Linear-rotatorischer Antrieb erhöht Dynamik in Werkzeugmaschinen
Ein kompakteres Antriebsdesign in Werkzeugmaschinen kann durch die Integration eines linearen- und rotatorischen Freiheitsgrad in einem einzigen Antrieb realisiert werden. Im Gegensatz zu konventionellen Maschinen sind Mehrachsbewegungen ohne serielle Stapelung mehrerer Achsen möglich. Durch die Entwicklung eines neuartigen Mehrkoordinatenantriebs wurde am Institut für Fertigungstechnik und Werkzeugmaschinen (IFW) der Leibniz Universität Hannover der Bauraum deutlich verringert und die Dynamik gesteigert.
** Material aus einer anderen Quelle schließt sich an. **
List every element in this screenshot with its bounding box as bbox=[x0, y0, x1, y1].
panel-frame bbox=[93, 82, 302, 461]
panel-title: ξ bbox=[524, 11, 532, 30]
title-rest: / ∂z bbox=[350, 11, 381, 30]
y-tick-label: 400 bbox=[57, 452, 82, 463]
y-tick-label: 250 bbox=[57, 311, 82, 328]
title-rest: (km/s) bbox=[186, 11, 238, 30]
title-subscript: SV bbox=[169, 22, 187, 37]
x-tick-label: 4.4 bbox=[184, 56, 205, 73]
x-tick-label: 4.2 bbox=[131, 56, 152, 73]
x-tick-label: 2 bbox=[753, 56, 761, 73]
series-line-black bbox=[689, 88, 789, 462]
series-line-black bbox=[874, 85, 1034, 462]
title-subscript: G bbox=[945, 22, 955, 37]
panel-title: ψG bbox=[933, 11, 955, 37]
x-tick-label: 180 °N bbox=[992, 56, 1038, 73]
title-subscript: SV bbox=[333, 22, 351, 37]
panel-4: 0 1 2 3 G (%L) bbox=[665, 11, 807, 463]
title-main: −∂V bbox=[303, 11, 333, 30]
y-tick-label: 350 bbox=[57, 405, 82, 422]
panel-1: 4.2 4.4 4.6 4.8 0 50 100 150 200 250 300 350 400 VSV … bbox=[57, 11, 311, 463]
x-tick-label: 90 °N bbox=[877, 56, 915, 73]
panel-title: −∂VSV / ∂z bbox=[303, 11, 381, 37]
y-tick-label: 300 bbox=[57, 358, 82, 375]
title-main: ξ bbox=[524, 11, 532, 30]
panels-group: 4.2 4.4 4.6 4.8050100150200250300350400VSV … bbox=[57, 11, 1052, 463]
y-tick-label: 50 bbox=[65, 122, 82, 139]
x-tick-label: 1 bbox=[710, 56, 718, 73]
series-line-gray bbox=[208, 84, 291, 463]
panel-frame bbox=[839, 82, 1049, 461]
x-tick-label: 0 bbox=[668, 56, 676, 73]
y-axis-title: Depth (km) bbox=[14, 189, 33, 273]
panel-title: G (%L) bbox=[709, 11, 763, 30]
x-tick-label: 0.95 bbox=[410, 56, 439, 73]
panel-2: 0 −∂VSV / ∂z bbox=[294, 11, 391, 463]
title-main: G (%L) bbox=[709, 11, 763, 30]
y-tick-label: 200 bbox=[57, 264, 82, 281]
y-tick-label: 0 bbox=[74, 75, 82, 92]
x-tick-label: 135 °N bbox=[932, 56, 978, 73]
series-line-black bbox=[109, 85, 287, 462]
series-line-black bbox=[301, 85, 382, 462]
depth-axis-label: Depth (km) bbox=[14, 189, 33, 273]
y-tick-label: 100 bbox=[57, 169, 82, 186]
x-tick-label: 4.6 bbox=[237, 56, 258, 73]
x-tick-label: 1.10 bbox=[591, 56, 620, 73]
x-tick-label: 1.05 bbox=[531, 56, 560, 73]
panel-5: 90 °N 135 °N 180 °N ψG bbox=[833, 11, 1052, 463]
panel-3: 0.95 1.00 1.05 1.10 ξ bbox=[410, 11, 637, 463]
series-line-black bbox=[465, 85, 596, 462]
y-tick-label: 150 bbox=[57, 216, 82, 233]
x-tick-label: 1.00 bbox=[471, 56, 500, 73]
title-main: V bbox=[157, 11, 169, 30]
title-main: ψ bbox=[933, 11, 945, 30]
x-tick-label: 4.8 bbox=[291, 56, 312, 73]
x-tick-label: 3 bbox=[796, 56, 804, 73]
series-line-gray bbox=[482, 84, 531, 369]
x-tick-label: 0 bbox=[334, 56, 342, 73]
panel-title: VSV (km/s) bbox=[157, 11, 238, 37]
Für eine kombinierte Bewegung in mehreren Freiheitsgraden werden in Werkzeugmaschinen bislang einzelne Achsen in einer seriellen Anordnung verschaltet. Durch die serielle Struktur trägt die unterlagerte Achse die auf ihr angeordnete Achse: Dadurch steigt der Platzbedarf und die erreichbare Dynamik und Präzision werden begrenzt. „Um diesen Nachteilen zu begegnen, haben wir einen neuartigen Mehrkoordinatendirektantrieb entwickelt“, erläutert IFW-Mitarbeiter Henning Buhl. Die Neuheit des Antriebes ist, dass ohne eine serielle Kinematik in linearer- und rotatorischer Achsrichtung mit nur einer Maschinenkomponente (Rotor) verfahren werden kann. Um auch bei einer hoch produktiven Zerspanung die Tragfähigkeit der Rotorlagerung zu gewährleisten, wurde hierfür extra eine hydrostatische Lager- und Klemmeinheit konzipiert.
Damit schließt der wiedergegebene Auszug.